写真:ロイター/アフロ
時代のニーズを巧みに捉えて成功を遂げた企業がある。ビジネスチャンスをつかんで急成長しているIT企業もある。新興IT企業だけでなく、業歴の長い企業においても、時代の変化に沿っていかに新事業を開拓していくかは重要である。変遷するニーズに対応して、いかに事業展開していけるかが企業の生き残りのカギとなるといっても過言ではない。
特徴的な例を挙げれば、任天堂はかつて花札のメーカーだった。花札だけを作り続けていても今日の姿があり得なかったことは言うまでもない。任天堂は特殊な事例ではない。鮮やかに変身を遂げようとしている企業、そして遂げた企業は多い。筆者が専門とする電機業界において、その実例をシリーズで紹介する。
第1回はカメラメーカーからバイオヘルスケア企業へと変身を遂げたコニカミノルタ。
合併そしてデジカメ事業からの撤退
コニカミノルタは言うまでもなく、コニカとミノルタが合併して現在の形になっている。
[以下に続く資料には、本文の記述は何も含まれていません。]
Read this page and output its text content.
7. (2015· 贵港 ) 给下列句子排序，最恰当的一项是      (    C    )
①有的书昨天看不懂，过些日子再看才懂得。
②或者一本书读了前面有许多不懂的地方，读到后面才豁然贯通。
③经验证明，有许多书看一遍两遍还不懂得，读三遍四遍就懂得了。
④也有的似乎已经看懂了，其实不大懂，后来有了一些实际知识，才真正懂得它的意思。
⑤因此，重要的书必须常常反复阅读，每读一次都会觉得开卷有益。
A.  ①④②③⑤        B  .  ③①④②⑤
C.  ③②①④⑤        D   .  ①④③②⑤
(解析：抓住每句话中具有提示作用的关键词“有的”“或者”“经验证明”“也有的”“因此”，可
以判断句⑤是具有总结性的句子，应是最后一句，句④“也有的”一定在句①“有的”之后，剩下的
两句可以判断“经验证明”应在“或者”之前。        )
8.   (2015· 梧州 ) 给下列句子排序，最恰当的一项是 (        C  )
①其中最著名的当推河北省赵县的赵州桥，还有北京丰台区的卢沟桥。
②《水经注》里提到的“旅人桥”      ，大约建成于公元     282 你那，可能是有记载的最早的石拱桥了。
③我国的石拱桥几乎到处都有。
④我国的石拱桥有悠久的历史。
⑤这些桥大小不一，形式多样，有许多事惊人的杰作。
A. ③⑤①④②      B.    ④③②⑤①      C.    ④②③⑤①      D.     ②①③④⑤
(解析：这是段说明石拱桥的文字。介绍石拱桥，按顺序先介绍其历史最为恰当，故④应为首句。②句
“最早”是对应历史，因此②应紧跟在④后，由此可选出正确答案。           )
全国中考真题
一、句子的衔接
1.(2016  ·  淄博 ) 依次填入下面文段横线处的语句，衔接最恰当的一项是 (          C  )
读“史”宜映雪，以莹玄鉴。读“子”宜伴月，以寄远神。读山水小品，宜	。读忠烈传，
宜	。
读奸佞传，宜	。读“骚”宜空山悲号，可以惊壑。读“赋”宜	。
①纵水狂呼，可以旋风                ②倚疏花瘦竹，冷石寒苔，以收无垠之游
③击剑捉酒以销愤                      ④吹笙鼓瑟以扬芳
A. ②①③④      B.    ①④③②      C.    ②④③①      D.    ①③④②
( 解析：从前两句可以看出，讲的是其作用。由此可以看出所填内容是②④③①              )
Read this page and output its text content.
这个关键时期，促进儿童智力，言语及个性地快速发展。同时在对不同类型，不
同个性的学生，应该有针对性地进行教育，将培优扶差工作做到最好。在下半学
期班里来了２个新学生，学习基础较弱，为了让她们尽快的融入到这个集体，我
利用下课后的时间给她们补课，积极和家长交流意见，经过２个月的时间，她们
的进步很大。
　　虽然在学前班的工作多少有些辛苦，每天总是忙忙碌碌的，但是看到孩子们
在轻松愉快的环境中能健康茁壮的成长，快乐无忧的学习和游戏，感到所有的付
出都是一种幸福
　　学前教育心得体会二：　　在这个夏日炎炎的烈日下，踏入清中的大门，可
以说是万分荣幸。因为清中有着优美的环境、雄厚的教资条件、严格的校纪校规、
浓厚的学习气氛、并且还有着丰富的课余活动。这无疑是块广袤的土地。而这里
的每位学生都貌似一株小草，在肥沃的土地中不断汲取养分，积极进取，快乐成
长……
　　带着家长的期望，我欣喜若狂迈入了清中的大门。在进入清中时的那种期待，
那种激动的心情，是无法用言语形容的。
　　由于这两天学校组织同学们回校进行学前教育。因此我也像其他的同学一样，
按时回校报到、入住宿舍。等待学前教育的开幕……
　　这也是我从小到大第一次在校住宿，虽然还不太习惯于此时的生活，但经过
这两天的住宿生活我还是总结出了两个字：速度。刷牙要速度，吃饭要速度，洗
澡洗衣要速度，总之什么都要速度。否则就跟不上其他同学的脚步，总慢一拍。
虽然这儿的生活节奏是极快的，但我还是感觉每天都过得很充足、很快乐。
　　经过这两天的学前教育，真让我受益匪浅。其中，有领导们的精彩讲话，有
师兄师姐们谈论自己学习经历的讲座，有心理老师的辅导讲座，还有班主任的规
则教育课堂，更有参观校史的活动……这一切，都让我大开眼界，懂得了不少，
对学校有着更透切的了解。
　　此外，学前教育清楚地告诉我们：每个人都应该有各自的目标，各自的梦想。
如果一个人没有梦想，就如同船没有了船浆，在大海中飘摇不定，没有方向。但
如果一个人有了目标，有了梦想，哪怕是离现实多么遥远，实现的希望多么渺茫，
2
合併は2003年で、当時は業界紙記者だった筆者も合併記者会見に出席した。そのときに「デジカメは市場が成熟しているから、そういう選択になるのだろうな」と思ったのを今でも記憶している。
コニカの前身は1873年創業の「小西屋六兵衛店」で、一方のミノルタの前身は1928年創業の「日独写真機商店」である。ともに写真機あるいはフィルム、レントゲンフィルムなどを手がけ、その後デジカメや複合機など事務機器に事業展開していった。なかでもデジカメは両社とも看板商品で、コニカやミノルタブランドのカメラを手にした人も少なくないだろう。
しかし経営統合後、2006年にコニカミノルタはデジカメおよびフィルム事業から撤退する。関連事業はこの時点で全体売り上げの2割を占めていたが、この事業を売却および撤退、従業員も1割を削減した。
その後はさらにHDD用ガラス基板事業などからも撤退、一方で医療機器や有機EL照明事業に参入するなど再編を繰り返しながら、2013年から今の経営形態となる。すなわち合併当初は持株会社の下にそれぞれの事業会社を置いていたが、10年かけて再編を行い、2013年に持株会社からホールディングスの名前を外し、現在の事業会社の形にようやく切り替わったのである。